Academic background
- Alma mater: University of Arizona
- Thesis: Conflicting visions: Urban renewal, historical preservation and the politics of saving a Mexican past (2003)

= Lydia Otero =

Chicanx historian

Lydia R. Otero is a Chicanx/Latinx historian and author. They are known for their work on marginalized communities in Arizona.

==Education and career==
Otero was born in Tucson in 1955 and lived there until graduating from high school in 1973. Otero received a bachelor's degree in 1992 and a master's degree in 1995 from California State University, Los Angeles (CSULA). In 2003 they earned a Ph.D. from the University of Arizona. Otero was a tenured professor in the Department of Mexican American Studies Department at the University of Arizona (2003-2020).

== Academic work ==
Otero is known for their work on ethnic studies, latinx urbanization and placemaking in latinx communities. In the 1980s Otero was president of Gay and Lesbian Latinos Unidos and Lesbianas Unidas, politically active groups in California. Otero has participated in local activism to remind people about Tucson's past and connection to Mexico, and examined the impact on people living in neighborhoods targeted for urban renewal. In 2010, their book La Calle: Spatial Conflicts and Urban Renewal in a Southwestern City focused on an urban renewal project in Tucson, Arizona which targeted the most densely populated eighty acres in the state and the changes that occurred during the project. The book received a 2011 Southwest Book Award from the Border Regional Library Association, and was reviewed by multiple scholarly publications. In 2019 their book, In the Shadows of The Freeway: Growing Up Brown & Queer, combined personal memoir and family history with historical archives. In 2021, the Pima County Library selected the book as one of their annual 44th "Southwest Books of the Year", and the book was reviewed by the Los Angeles Review of Books and the Journal of Arizona History.

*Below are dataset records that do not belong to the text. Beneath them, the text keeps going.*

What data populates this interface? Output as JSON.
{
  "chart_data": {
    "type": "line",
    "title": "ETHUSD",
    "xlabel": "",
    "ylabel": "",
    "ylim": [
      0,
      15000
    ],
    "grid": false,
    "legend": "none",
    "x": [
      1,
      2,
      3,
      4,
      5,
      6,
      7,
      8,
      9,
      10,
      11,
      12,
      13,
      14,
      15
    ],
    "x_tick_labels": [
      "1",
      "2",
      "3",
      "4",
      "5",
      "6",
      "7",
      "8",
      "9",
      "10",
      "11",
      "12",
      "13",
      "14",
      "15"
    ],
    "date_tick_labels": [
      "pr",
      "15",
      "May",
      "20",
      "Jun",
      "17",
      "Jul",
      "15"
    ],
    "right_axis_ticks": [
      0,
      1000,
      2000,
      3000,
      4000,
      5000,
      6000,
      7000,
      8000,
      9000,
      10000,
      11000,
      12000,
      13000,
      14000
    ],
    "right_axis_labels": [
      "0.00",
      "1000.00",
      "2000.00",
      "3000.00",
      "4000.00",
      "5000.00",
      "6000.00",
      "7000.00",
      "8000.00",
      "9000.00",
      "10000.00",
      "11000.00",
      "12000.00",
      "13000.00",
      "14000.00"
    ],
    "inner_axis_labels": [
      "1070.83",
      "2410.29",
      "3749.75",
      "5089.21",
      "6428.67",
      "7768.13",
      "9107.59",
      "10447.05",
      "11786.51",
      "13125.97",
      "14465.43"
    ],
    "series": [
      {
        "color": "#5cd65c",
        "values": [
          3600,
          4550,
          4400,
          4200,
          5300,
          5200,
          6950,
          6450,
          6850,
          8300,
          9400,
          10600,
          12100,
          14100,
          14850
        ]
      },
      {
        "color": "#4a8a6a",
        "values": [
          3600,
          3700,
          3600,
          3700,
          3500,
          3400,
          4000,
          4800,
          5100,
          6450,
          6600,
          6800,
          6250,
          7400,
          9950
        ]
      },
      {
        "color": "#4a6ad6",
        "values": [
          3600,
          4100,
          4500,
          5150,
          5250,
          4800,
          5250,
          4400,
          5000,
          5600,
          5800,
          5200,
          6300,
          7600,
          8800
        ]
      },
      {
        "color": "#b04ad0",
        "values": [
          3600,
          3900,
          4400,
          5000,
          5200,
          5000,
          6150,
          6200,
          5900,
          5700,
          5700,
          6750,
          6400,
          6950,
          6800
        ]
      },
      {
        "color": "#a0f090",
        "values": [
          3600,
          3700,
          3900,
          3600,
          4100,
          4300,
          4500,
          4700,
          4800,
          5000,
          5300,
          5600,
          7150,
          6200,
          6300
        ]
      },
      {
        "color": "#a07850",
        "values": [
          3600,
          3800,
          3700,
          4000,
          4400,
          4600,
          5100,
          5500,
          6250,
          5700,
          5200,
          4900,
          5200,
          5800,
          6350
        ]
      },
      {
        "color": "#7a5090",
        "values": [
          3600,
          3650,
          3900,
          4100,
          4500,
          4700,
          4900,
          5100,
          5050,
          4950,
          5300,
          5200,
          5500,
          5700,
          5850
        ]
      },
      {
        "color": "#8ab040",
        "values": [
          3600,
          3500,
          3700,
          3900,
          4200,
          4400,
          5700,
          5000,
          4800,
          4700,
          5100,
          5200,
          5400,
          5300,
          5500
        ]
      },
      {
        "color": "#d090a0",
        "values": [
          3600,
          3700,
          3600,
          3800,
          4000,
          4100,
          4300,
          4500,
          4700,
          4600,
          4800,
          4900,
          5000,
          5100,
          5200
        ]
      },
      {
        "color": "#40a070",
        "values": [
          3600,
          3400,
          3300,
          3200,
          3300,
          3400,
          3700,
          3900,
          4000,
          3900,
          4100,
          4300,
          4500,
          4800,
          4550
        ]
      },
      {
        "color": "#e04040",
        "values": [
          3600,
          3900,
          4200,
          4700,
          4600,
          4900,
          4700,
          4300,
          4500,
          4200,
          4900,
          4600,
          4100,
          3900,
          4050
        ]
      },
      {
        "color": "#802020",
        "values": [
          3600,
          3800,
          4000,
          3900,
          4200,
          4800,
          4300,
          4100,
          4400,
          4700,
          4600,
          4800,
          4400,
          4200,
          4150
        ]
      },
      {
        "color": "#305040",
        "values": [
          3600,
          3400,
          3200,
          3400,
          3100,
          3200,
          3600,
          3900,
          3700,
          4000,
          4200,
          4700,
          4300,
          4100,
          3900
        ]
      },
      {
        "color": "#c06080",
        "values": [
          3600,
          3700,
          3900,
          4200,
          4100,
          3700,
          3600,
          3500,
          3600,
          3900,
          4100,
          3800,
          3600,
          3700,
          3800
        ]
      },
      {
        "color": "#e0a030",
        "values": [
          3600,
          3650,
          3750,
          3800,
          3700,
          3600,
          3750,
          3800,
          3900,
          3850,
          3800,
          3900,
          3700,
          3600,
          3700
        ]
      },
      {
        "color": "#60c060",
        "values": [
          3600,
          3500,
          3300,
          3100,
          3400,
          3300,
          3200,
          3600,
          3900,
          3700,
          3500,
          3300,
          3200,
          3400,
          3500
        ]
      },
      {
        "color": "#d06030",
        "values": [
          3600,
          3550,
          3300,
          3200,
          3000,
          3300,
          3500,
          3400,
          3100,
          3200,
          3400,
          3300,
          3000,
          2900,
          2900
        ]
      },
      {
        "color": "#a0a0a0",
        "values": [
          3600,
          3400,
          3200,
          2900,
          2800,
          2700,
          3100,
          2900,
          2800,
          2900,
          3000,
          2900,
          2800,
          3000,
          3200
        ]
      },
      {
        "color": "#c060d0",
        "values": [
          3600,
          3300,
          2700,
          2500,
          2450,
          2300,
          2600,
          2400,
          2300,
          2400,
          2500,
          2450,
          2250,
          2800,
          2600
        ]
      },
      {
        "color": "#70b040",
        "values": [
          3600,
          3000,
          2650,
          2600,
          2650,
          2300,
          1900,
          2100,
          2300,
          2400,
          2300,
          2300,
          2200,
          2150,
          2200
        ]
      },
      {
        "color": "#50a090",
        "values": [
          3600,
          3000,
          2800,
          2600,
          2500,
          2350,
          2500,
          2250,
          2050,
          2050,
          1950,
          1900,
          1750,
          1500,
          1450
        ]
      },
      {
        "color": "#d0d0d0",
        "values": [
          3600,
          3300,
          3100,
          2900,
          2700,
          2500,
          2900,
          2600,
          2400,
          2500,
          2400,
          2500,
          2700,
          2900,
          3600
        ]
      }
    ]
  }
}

== Selected publications ==
- Otero, Lydia R. (2010). "La calle : spatial conflicts and urban renewal in a southwest city"
- Otero, Lydia R. (2019). "In the shadows of the freeway : growing up brown & queer"
- Otero, Lydia R. (2011). "Notes from the Ethnic Studies home front: student protests, texting, and subtexts of oppression"

== Awards and honors ==
In 2019, Arizona’s César E. Chávez Holiday Coalition awarded Otero the "'Sí se puede' Legacy Award" for their activism and scholarship focusing on bringing awareness to the history of Arizona and Mexican Americans. In 2021, Otero was named a distinguished lecturer by the Organization of American Historians.